И что-то неуловимо знакомое, как будто повторяется давно-давно прошедший миг. Какое-то ощущение покоя и прохлады среди солнечного летнего дня — этот легкий сквознячок, что ли. Тишина. Безлюдность — никто не идет по лестнице, не хлопают двери. А где-то рядом — шумная улица, трамвай. И еще — высота. Громадная по нашим временам высота этажа, какая-то именно добротность перил, лестницы, лепка потолков. Все — из моего детства, прошедшего, однако, за сотни километров отсюда.

Этот старый петербургский дом не такой и все же во многом такой, как тот наш старый московский. Вот почему странное, сладкое и щемящее чувство охватило вдруг меня. И исчезло, подавленное через несколько секунд: Саша ведь сможет понять, что я почувствовал, гораздо позже, когда сам проделает тот же путь во времени и пространстве.

Ах, эти старые подъезды…

Прежде, давным-давно, во времена почти незапамятные в городских домах бывало по два входа — парадный (так и называли — «парадное») и «черный». Черная лестница и в самом деле бывала почти черной от грязи и благоухала всеми запахами кухни и помойки. На нее выходили двери кухонь, по ней выносили мусор, спускались во двор. По ней входили на кухню всякие разносчики, молочницы, по ней сновали прислуги, или, как говорили в мое время, домработницы, и вечно ее ступеньки были грязными, скользкими.

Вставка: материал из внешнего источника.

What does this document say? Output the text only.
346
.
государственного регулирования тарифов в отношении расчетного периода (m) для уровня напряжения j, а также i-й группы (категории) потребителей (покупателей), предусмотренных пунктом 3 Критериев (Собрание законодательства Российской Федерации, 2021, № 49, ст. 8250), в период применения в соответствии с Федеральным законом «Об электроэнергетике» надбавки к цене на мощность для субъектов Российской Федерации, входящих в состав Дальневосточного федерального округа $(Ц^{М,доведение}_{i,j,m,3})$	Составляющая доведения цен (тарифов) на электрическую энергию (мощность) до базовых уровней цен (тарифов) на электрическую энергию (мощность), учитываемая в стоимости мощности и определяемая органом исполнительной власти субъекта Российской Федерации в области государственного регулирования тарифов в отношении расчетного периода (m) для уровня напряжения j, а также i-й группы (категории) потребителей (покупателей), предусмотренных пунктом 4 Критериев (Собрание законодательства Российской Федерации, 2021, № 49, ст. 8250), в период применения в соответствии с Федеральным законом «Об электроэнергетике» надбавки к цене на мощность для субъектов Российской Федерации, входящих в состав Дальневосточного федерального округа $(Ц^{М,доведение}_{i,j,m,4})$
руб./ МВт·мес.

А парадную лестницу старались еще держать в чистоте и порядке: раньше-то она была для гостей и вообще посетителей, что почище. Здесь не воняло, бывало прохладно в жару и тепло в мороз. И сравнительно тихо, потому что мы, дети, не очень-то часто забегали сюда, свободнее чувствуя себя на черной лестнице. А попав в это охраняемое швейцаром «святая святых», вели себя (по нашим понятиям) чинно. Испытывали приятное чувство успокоения и прохлады в знойный день.